Moving into the perfect neighbourhood
Her family’s new Habitat home is located in a quiet subdivision on the outskirts of Nanaimo. When asked how the neighbourhood compares to where they were living before, Audrey says there is no comparison.
“On a scale of 1 to 10, it’s a 100,” she says. “I hung out in the area when I was young, and it’s a great place to be when you’re a kid.” Unlike their current place, there are lots of other kids in the neighbourhood, and even a few schools nearby. But after living in substandard conditions surrounded by people they couldn’t trust, a sense of security is what’s most important.
“First and foremost, it’s a safe neighbourhood for the kids to play and have fun,” she says. That’s what she believes will have the biggest impact on their day-to-day life.
Research by the Canada Mortgage and Housing Corporation (CMHC) showed that Habitat families tend to be happier and healthier after moving into their new homes, and the effect on children was profound. Sixty-five percent of Habitat homeowners reported an increase in their children’s confidence. Their participation in extracurricular activities, like sports, art and music, also increased once they had a safe, decent place to live, and Audrey is confident that their new house will have an equally positive impact on her kids.
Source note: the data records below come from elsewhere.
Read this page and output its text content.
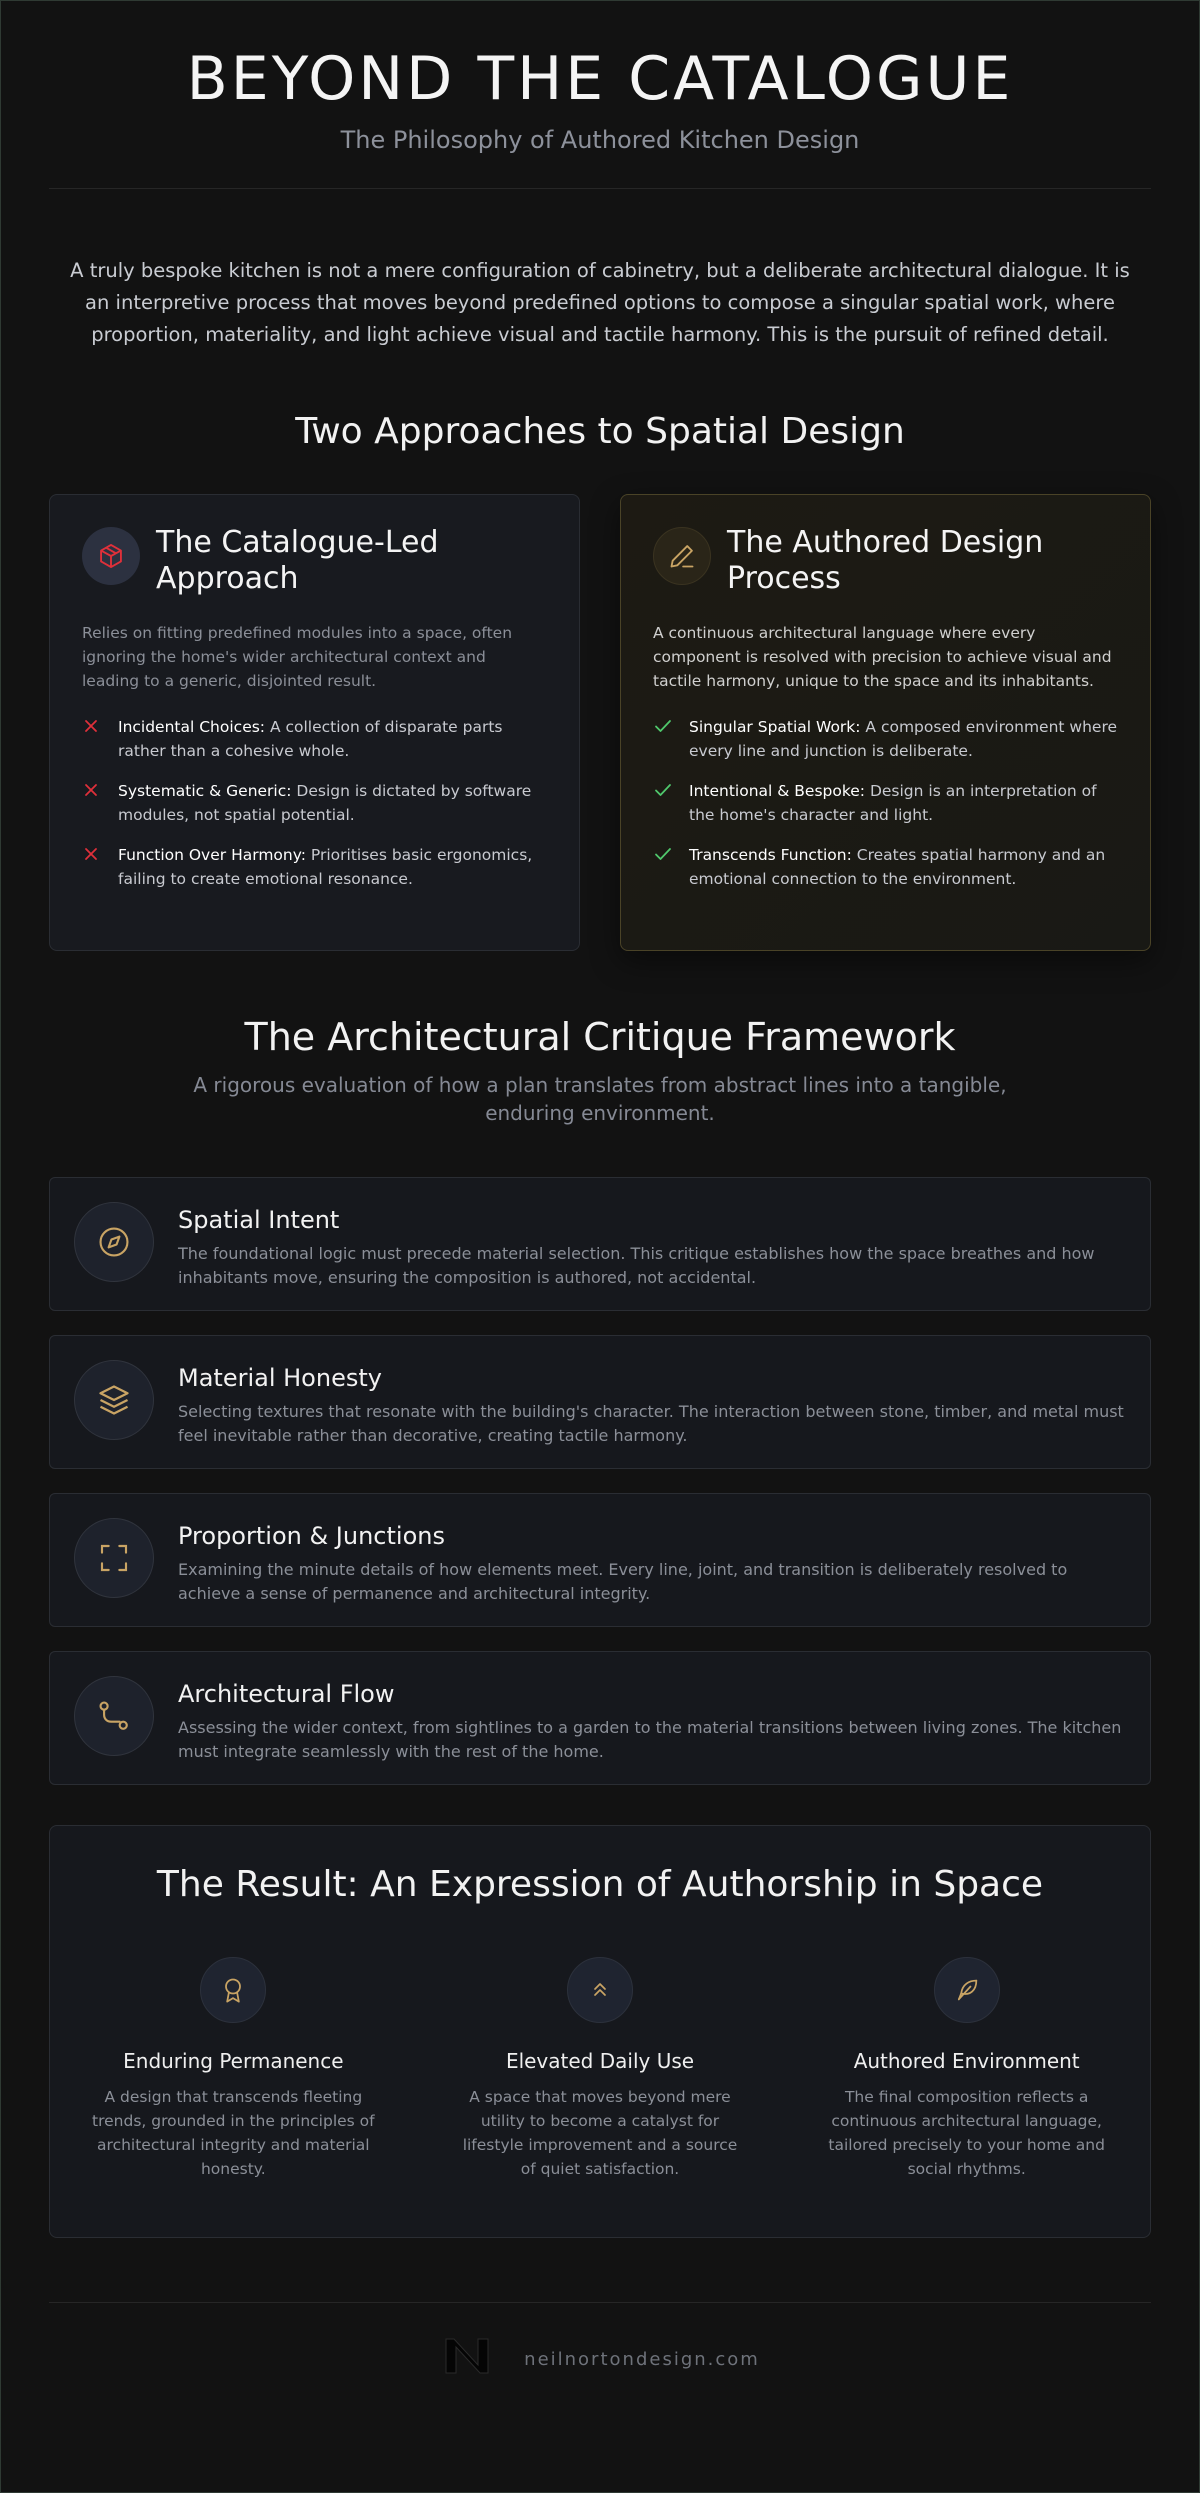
BEYOND THE CATALOGUE

The Philosophy of Authored Kitchen Design

A truly bespoke kitchen is not a mere configuration of cabinetry, but a deliberate architectural dialogue. It is an interpretive process that moves beyond predefined options to compose a singular spatial work, where proportion, materiality, and light achieve visual and tactile harmony. This is the pursuit of refined detail.

Two Approaches to Spatial Design
The Catalogue-Led Approach

Relies on fitting predefined modules into a space, often ignoring the home's wider architectural context and leading to a generic, disjointed result.

Incidental Choices: A collection of disparate parts rather than a cohesive whole.
Systematic & Generic: Design is dictated by software modules, not spatial potential.
Function Over Harmony: Prioritises basic ergonomics, failing to create emotional resonance.
The Authored Design Process

A continuous architectural language where every component is resolved with precision to achieve visual and tactile harmony, unique to the space and its inhabitants.

Singular Spatial Work: A composed environment where every line and junction is deliberate.
Intentional & Bespoke: Design is an interpretation of the home's character and light.
Transcends Function: Creates spatial harmony and an emotional connection to the environment.
The Architectural Critique Framework

A rigorous evaluation of how a plan translates from abstract lines into a tangible, enduring environment.

Spatial Intent
The foundational logic must precede material selection. This critique establishes how the space breathes and how inhabitants move, ensuring the composition is authored, not accidental.
Material Honesty
Selecting textures that resonate with the building's character. The interaction between stone, timber, and metal must feel inevitable rather than decorative, creating tactile harmony.
Proportion & Junctions
Examining the minute details of how elements meet. Every line, joint, and transition is deliberately resolved to achieve a sense of permanence and architectural integrity.
Architectural Flow
Assessing the wider context, from sightlines to a garden to the material transitions between living zones. The kitchen must integrate seamlessly with the rest of the home.
The Result: An Expression of Authorship in Space
Enduring Permanence
A design that transcends fleeting trends, grounded in the principles of architectural integrity and material honesty.
Elevated Daily Use
A space that moves beyond mere utility to become a catalyst for lifestyle improvement and a source of quiet satisfaction.
Authored Environment
The final composition reflects a continuous architectural language, tailored precisely to your home and social rhythms.
neilnortondesign.com
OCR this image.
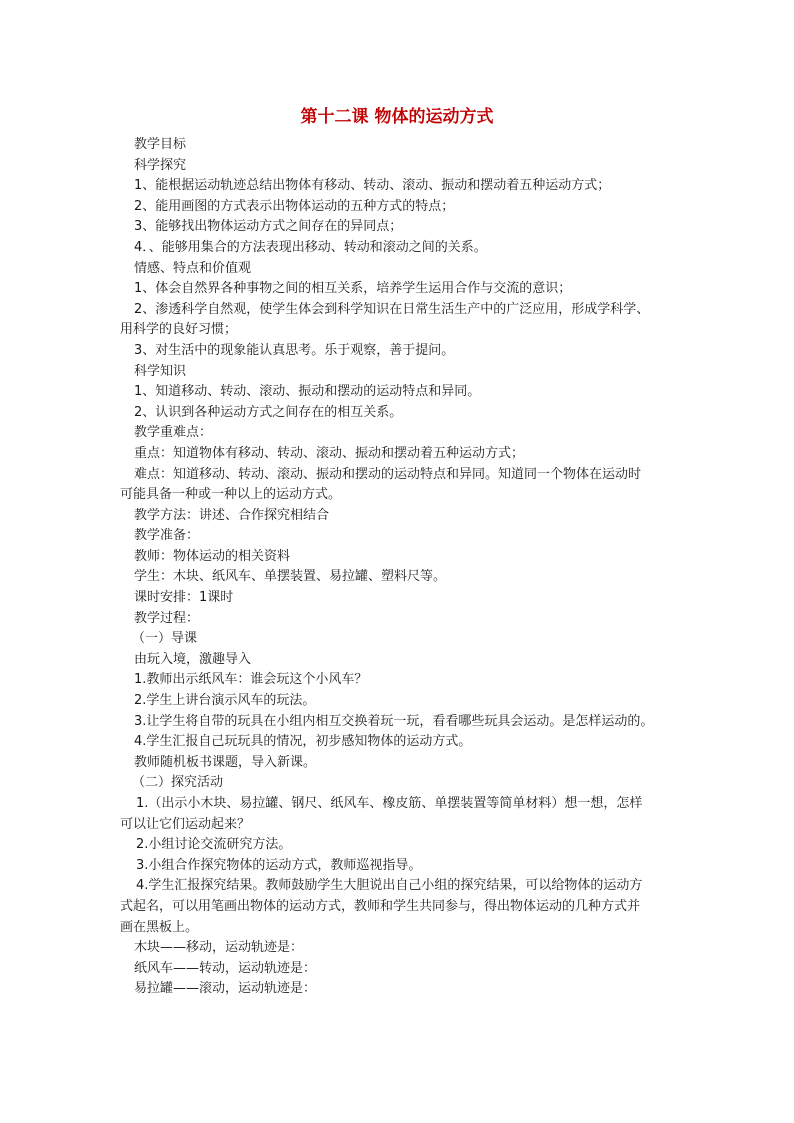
第十二课 物体的运动方式
教学目标
科学探究
1、能根据运动轨迹总结出物体有移动、转动、滚动、振动和摆动着五种运动方式；
2、能用画图的方式表示出物体运动的五种方式的特点；
3、能够找出物体运动方式之间存在的异同点；
4．、能够用集合的方法表现出移动、转动和滚动之间的关系。
情感、特点和价值观
1、体会自然界各种事物之间的相互关系，培养学生运用合作与交流的意识；
2、渗透科学自然观，使学生体会到科学知识在日常生活生产中的广泛应用，形成学科学、
用科学的良好习惯；
3、对生活中的现象能认真思考。乐于观察，善于提问。
科学知识
1、知道移动、转动、滚动、振动和摆动的运动特点和异同。
2、认识到各种运动方式之间存在的相互关系。
教学重难点：
重点：知道物体有移动、转动、滚动、振动和摆动着五种运动方式；
难点：知道移动、转动、滚动、振动和摆动的运动特点和异同。知道同一个物体在运动时
可能具备一种或一种以上的运动方式。
教学方法：讲述、合作探究相结合
教学准备：
教师：物体运动的相关资料
学生：木块、纸风车、单摆装置、易拉罐、塑料尺等。
课时安排：1课时
教学过程：
（一）导课
由玩入境，激趣导入
1.教师出示纸风车：谁会玩这个小风车？
2.学生上讲台演示风车的玩法。
3.让学生将自带的玩具在小组内相互交换着玩一玩，看看哪些玩具会运动。是怎样运动的。
4.学生汇报自己玩玩具的情况，初步感知物体的运动方式。
教师随机板书课题，导入新课。
（二）探究活动
1.（出示小木块、易拉罐、钢尺、纸风车、橡皮筋、单摆装置等简单材料）想一想，怎样
可以让它们运动起来？
2.小组讨论交流研究方法。
3.小组合作探究物体的运动方式，教师巡视指导。
4.学生汇报探究结果。教师鼓励学生大胆说出自己小组的探究结果，可以给物体的运动方
式起名，可以用笔画出物体的运动方式，教师和学生共同参与，得出物体运动的几种方式并
画在黑板上。
木块——移动，运动轨迹是：
纸风车——转动，运动轨迹是：
易拉罐——滚动，运动轨迹是：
“Now that my children don’t have to worry and they’re able to just be kids, as they should be, I think there will be an astronomical change in their attitudes, their behaviour, their schooling,” she says. “And that will make things easier and less stressful for me.”
She says she’s not at all worried about how they’ll adjust to the new house or neighbourhood — she is, however, a little concerned about how she’s going to get them to stay in and help her unpack.
“All they’re going to want to do is head outside and explore,” she says with a smile.